Too often athletes and coaches underestimate the consequences of permitting bad (read: non-ideal) movement. To reach the true heights of your athletic potential (or that of your client) you need to have a zero tolerance policy for practicing bad movement habits. Mistakes happen, that’s how we learn (by working at the edge of ability); but the whole point of learning from a mistake is to not repeat it. Repetition, whether deliberate or not, is just going to burn that faulty pattern deeper and deeper into your motor programming, and when you finally decide to fix the problem (or are forced to by injury) it will be like trying to change the course of a river. Deal with it now, while it’s still a stream.
Coaches and trainers, if you are cuing your client for a movement and they just aren’t picking up what you’re putting down, you need to try a different approach.

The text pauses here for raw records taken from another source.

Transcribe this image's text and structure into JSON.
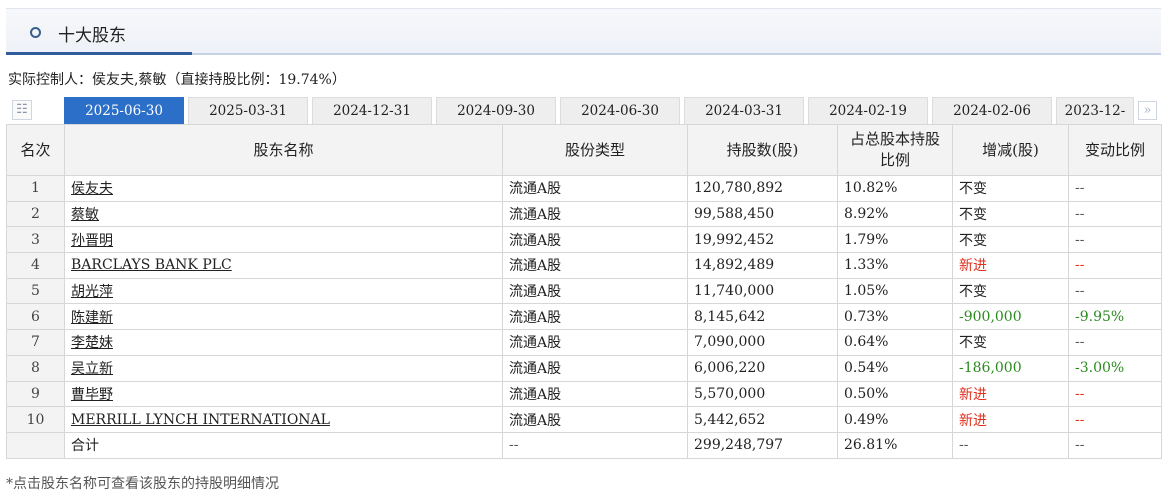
{
  "header": {
    "title": "十大股东",
    "icon": "circle-bullet-icon"
  },
  "controller": "实际控制人：侯友夫,蔡敏（直接持股比例：19.74%）",
  "tabs": [
    "2025-06-30",
    "2025-03-31",
    "2024-12-31",
    "2024-09-30",
    "2024-06-30",
    "2024-03-31",
    "2024-02-19",
    "2024-02-06",
    "2023-12-"
  ],
  "active_tab": "2025-06-30",
  "tab_icons": {
    "list": "list-icon",
    "next": "double-chevron-right-icon"
  },
  "table": {
    "headers": [
      "名次",
      "股东名称",
      "股份类型",
      "持股数(股)",
      "占总股本持股比例",
      "增减(股)",
      "变动比例"
    ],
    "rows": [
      {
        "rank": "1",
        "name": "侯友夫",
        "type": "流通A股",
        "shares": "120,780,892",
        "ratio": "10.82%",
        "change": "不变",
        "change_pct": "--",
        "status": "same"
      },
      {
        "rank": "2",
        "name": "蔡敏",
        "type": "流通A股",
        "shares": "99,588,450",
        "ratio": "8.92%",
        "change": "不变",
        "change_pct": "--",
        "status": "same"
      },
      {
        "rank": "3",
        "name": "孙晋明",
        "type": "流通A股",
        "shares": "19,992,452",
        "ratio": "1.79%",
        "change": "不变",
        "change_pct": "--",
        "status": "same"
      },
      {
        "rank": "4",
        "name": "BARCLAYS BANK PLC",
        "type": "流通A股",
        "shares": "14,892,489",
        "ratio": "1.33%",
        "change": "新进",
        "change_pct": "--",
        "status": "new"
      },
      {
        "rank": "5",
        "name": "胡光萍",
        "type": "流通A股",
        "shares": "11,740,000",
        "ratio": "1.05%",
        "change": "不变",
        "change_pct": "--",
        "status": "same"
      },
      {
        "rank": "6",
        "name": "陈建新",
        "type": "流通A股",
        "shares": "8,145,642",
        "ratio": "0.73%",
        "change": "-900,000",
        "change_pct": "-9.95%",
        "status": "down"
      },
      {
        "rank": "7",
        "name": "李楚妹",
        "type": "流通A股",
        "shares": "7,090,000",
        "ratio": "0.64%",
        "change": "不变",
        "change_pct": "--",
        "status": "same"
      },
      {
        "rank": "8",
        "name": "吴立新",
        "type": "流通A股",
        "shares": "6,006,220",
        "ratio": "0.54%",
        "change": "-186,000",
        "change_pct": "-3.00%",
        "status": "down"
      },
      {
        "rank": "9",
        "name": "曹毕野",
        "type": "流通A股",
        "shares": "5,570,000",
        "ratio": "0.50%",
        "change": "新进",
        "change_pct": "--",
        "status": "new"
      },
      {
        "rank": "10",
        "name": "MERRILL LYNCH INTERNATIONAL",
        "type": "流通A股",
        "shares": "5,442,652",
        "ratio": "0.49%",
        "change": "新进",
        "change_pct": "--",
        "status": "new"
      }
    ],
    "total": {
      "label": "合计",
      "type": "--",
      "shares": "299,248,797",
      "ratio": "26.81%",
      "change": "--",
      "change_pct": "--"
    }
  },
  "footnote": "*点击股东名称可查看该股东的持股明细情况",
  "colors": {
    "active_tab": "#2c6fc8",
    "increase": "#e0301e",
    "decrease": "#2a8b1f",
    "header_accent": "#2f5d9c"
  }
}
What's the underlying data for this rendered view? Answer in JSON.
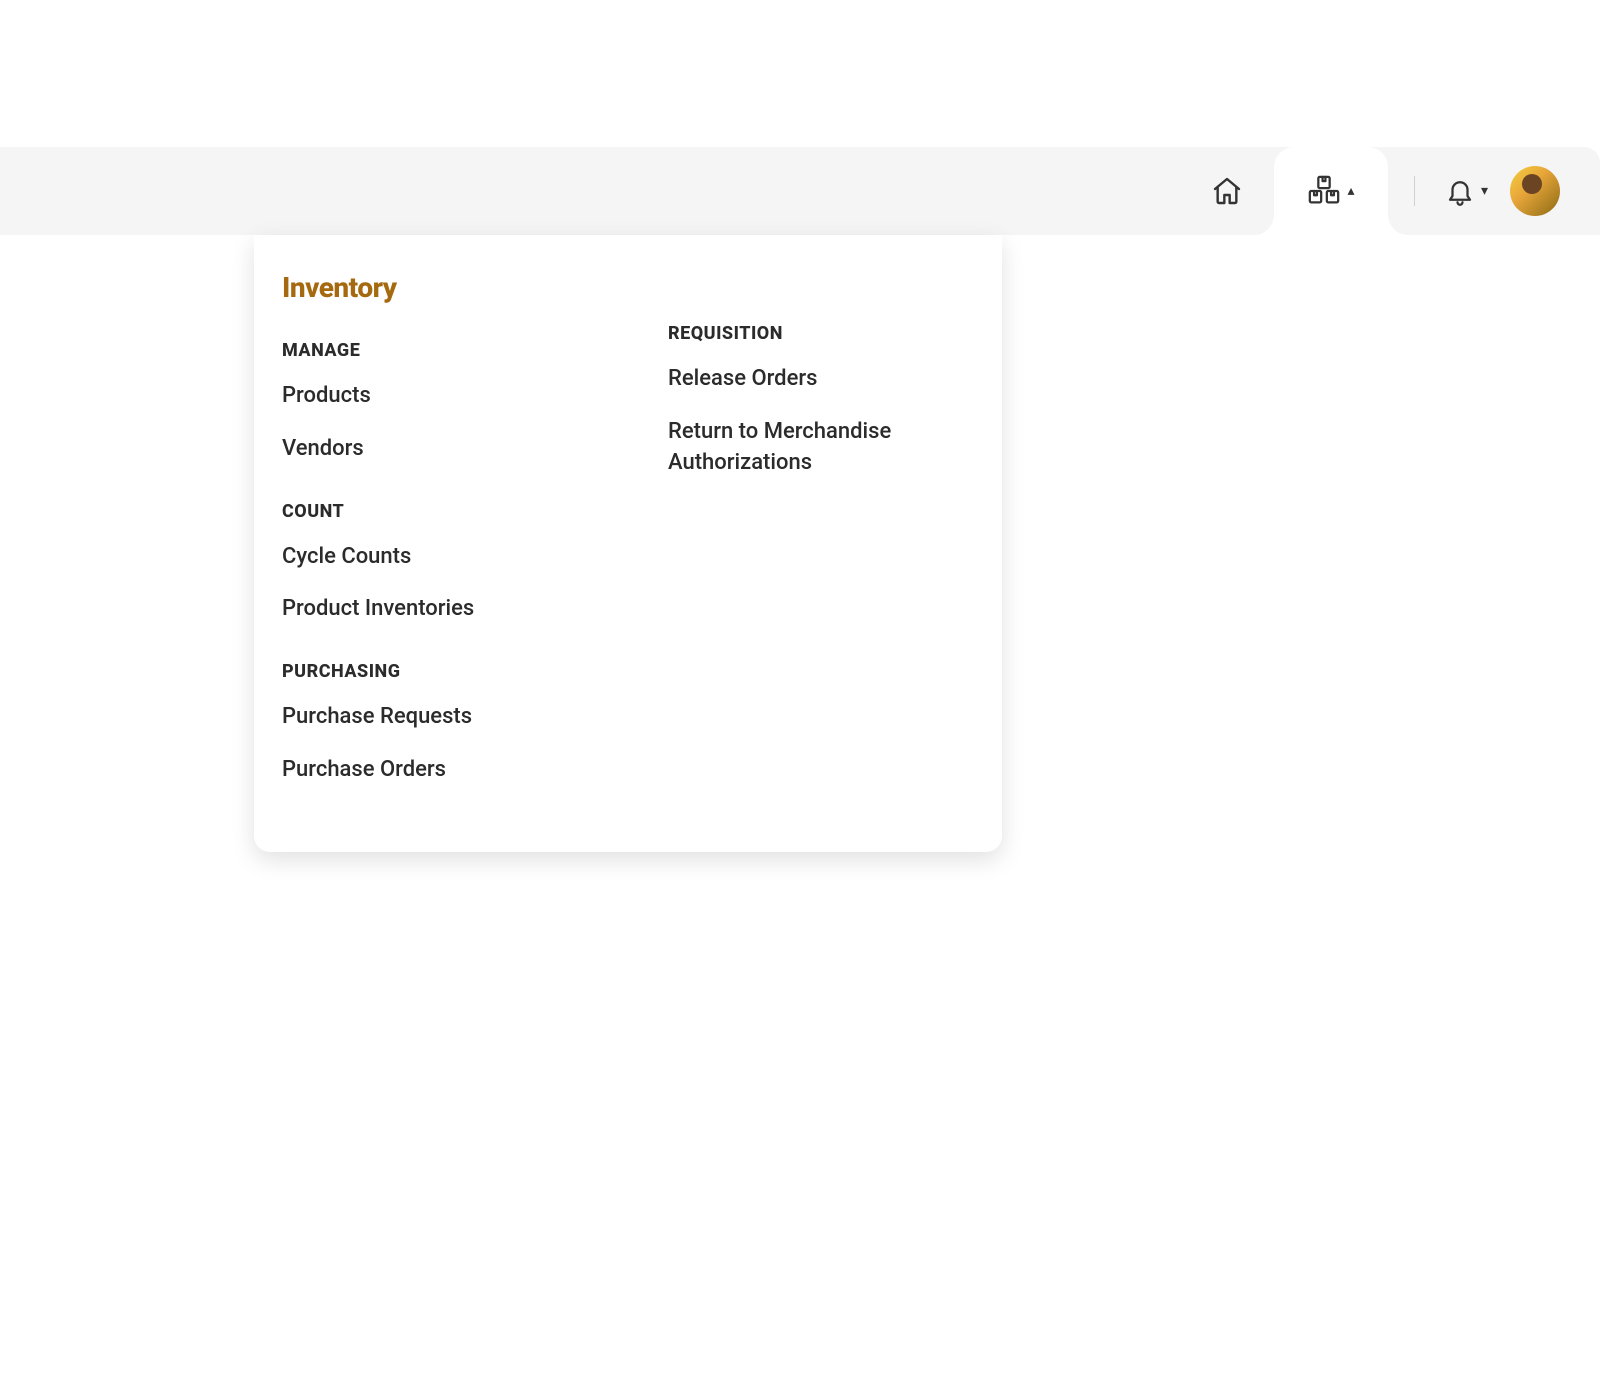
{
  "dropdown": {
    "title": "Inventory",
    "columns": [
      {
        "sections": [
          {
            "header": "MANAGE",
            "items": [
              "Products",
              "Vendors"
            ]
          },
          {
            "header": "COUNT",
            "items": [
              "Cycle Counts",
              "Product Inventories"
            ]
          },
          {
            "header": "PURCHASING",
            "items": [
              "Purchase Requests",
              "Purchase Orders"
            ]
          }
        ]
      },
      {
        "sections": [
          {
            "header": "REQUISITION",
            "items": [
              "Release Orders",
              "Return to Merchandise Authorizations"
            ]
          }
        ]
      }
    ]
  }
}
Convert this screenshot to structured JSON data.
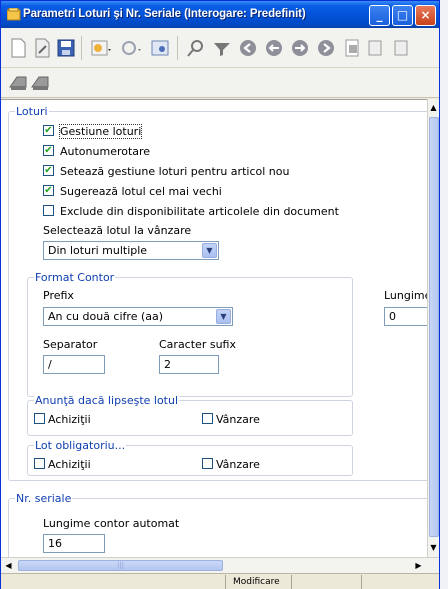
{
  "window": {
    "title": "Parametri Loturi  şi Nr. Seriale (Interogare: Predefinit)"
  },
  "title_buttons": {
    "minimize": "_",
    "maximize": "□",
    "close": "×"
  },
  "toolbar": {
    "icons": [
      "new-document-icon",
      "edit-document-icon",
      "save-icon",
      "properties-icon",
      "refresh-icon",
      "settings-icon",
      "find-icon",
      "filter-icon",
      "first-record-icon",
      "previous-record-icon",
      "next-record-icon",
      "last-record-icon",
      "print-icon",
      "report-icon",
      "export-icon"
    ]
  },
  "loturi": {
    "legend": "Loturi",
    "checks": [
      {
        "label": "Gestiune loturi",
        "checked": true
      },
      {
        "label": "Autonumerotare",
        "checked": true
      },
      {
        "label": "Setează gestiune loturi pentru articol nou",
        "checked": true
      },
      {
        "label": "Sugerează lotul cel mai vechi",
        "checked": true
      },
      {
        "label": "Exclude din disponibilitate articolele din document",
        "checked": false
      }
    ],
    "select_lot_label": "Selectează lotul la vânzare",
    "select_lot_value": "Din loturi multiple",
    "format": {
      "legend": "Format Contor",
      "prefix_label": "Prefix",
      "prefix_value": "An cu două cifre (aa)",
      "length_label": "Lungime",
      "length_value": "0",
      "separator_label": "Separator",
      "separator_value": "/",
      "suffix_label": "Caracter sufix",
      "suffix_value": "2"
    },
    "missing": {
      "legend": "Anunţă dacă lipseşte lotul",
      "achizitii": "Achiziţii",
      "vanzare": "Vânzare"
    },
    "mandatory": {
      "legend": "Lot obligatoriu...",
      "achizitii": "Achiziţii",
      "vanzare": "Vânzare"
    }
  },
  "serials": {
    "legend": "Nr. seriale",
    "counter_label": "Lungime contor automat",
    "counter_value": "16"
  },
  "status": {
    "mode": "Modificare"
  },
  "check_mark": "✔"
}
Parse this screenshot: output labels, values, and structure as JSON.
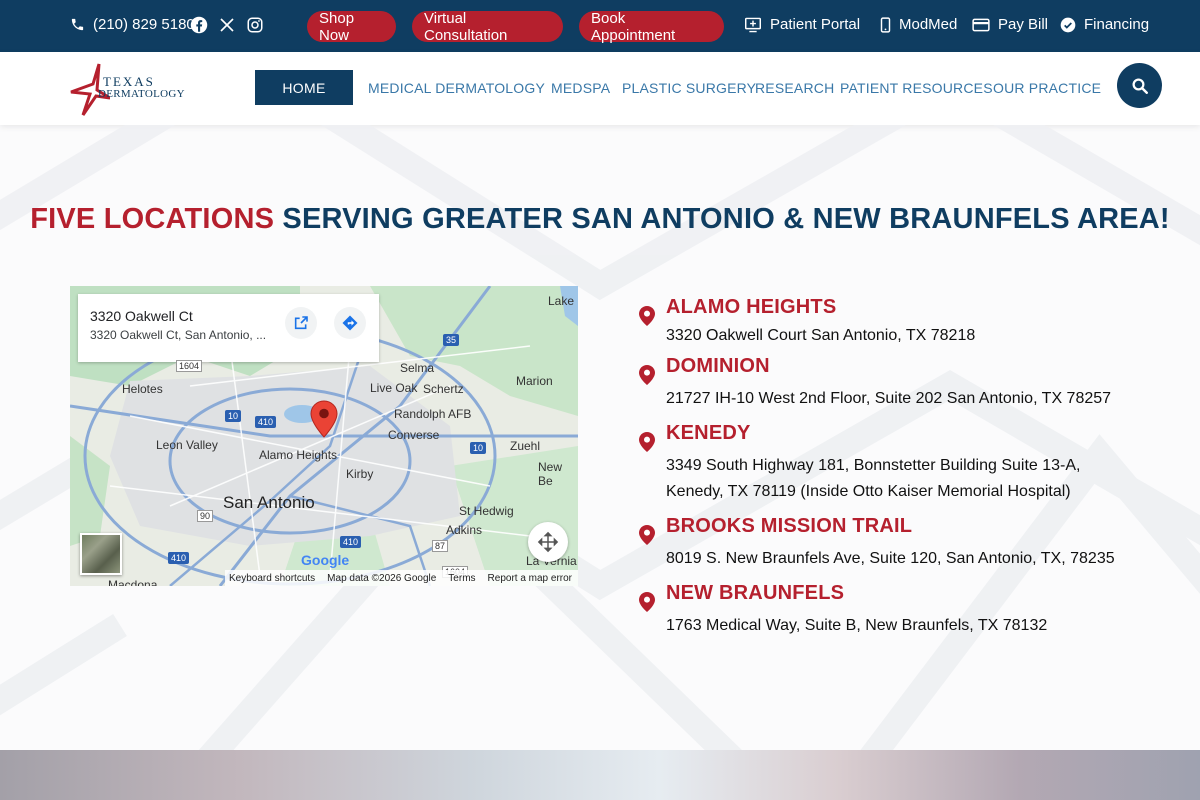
{
  "topbar": {
    "phone": "(210) 829 5180",
    "buttons": [
      "Shop Now",
      "Virtual Consultation",
      "Book Appointment"
    ],
    "links": [
      "Patient Portal",
      "ModMed",
      "Pay Bill",
      "Financing"
    ]
  },
  "logo": {
    "line1": "TEXAS",
    "line2": "DERMATOLOGY"
  },
  "nav": {
    "home": "HOME",
    "items": [
      "MEDICAL DERMATOLOGY",
      "MEDSPA",
      "PLASTIC SURGERY",
      "RESEARCH",
      "PATIENT RESOURCES",
      "OUR PRACTICE"
    ]
  },
  "heading": {
    "red": "FIVE LOCATIONS",
    "blue": "SERVING GREATER SAN ANTONIO & NEW BRAUNFELS AREA!"
  },
  "map": {
    "card_title": "3320 Oakwell Ct",
    "card_subtitle": "3320 Oakwell Ct, San Antonio, ...",
    "labels": [
      "Lake",
      "Selma",
      "Marion",
      "Helotes",
      "Live Oak",
      "Schertz",
      "Randolph AFB",
      "Leon Valley",
      "Converse",
      "Zuehl",
      "Alamo Heights",
      "Kirby",
      "New Be",
      "San Antonio",
      "St Hedwig",
      "Adkins",
      "La Vernia",
      "Macdona"
    ],
    "highways": [
      "1604",
      "35",
      "10",
      "410",
      "10",
      "90",
      "410",
      "87",
      "410",
      "1604"
    ],
    "footer": [
      "Keyboard shortcuts",
      "Map data ©2026 Google",
      "Terms",
      "Report a map error"
    ],
    "google": "Google"
  },
  "locations": [
    {
      "name": "ALAMO HEIGHTS",
      "address": "3320 Oakwell Court San Antonio, TX 78218"
    },
    {
      "name": "DOMINION",
      "address": "21727 IH-10 West 2nd Floor, Suite 202 San Antonio, TX 78257"
    },
    {
      "name": "KENEDY",
      "address": "3349 South Highway 181, Bonnstetter Building Suite 13-A, Kenedy, TX 78119 (Inside Otto Kaiser Memorial Hospital)"
    },
    {
      "name": "BROOKS MISSION TRAIL",
      "address": "8019 S. New Braunfels Ave, Suite 120, San Antonio, TX, 78235"
    },
    {
      "name": "NEW BRAUNFELS",
      "address": "1763 Medical Way, Suite B, New Braunfels, TX 78132"
    }
  ],
  "colors": {
    "navy": "#0f3d61",
    "red": "#b5202e",
    "navlink": "#3a78a8"
  }
}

Maybe you need better cues, or maybe those cues just aren’t resonating with that individual. Maybe you need to take a step back (regress the exercise) and give the client a chance to figure out the cue in less demanding situation. No matter the reason, don’t let your failure to effectively cue your client stand as an excuse for allowing them to move poorly. Doing so is a disservice to your clients (who are investing a lot of trust and money in your program) and reflects poorly on you as a professional.
Practice makes permanent, and it is much harder to rewire a crappy motor program than to build one from scratch. If you have a fundamental movement issue that you’re not addressing (“I can’t squat or do a push-up well, but I’m flying through these burpies!”) get on it NOW, because it is going to be a bigger problem tomorrow.
Stop practicing being broken, and move like you mean it.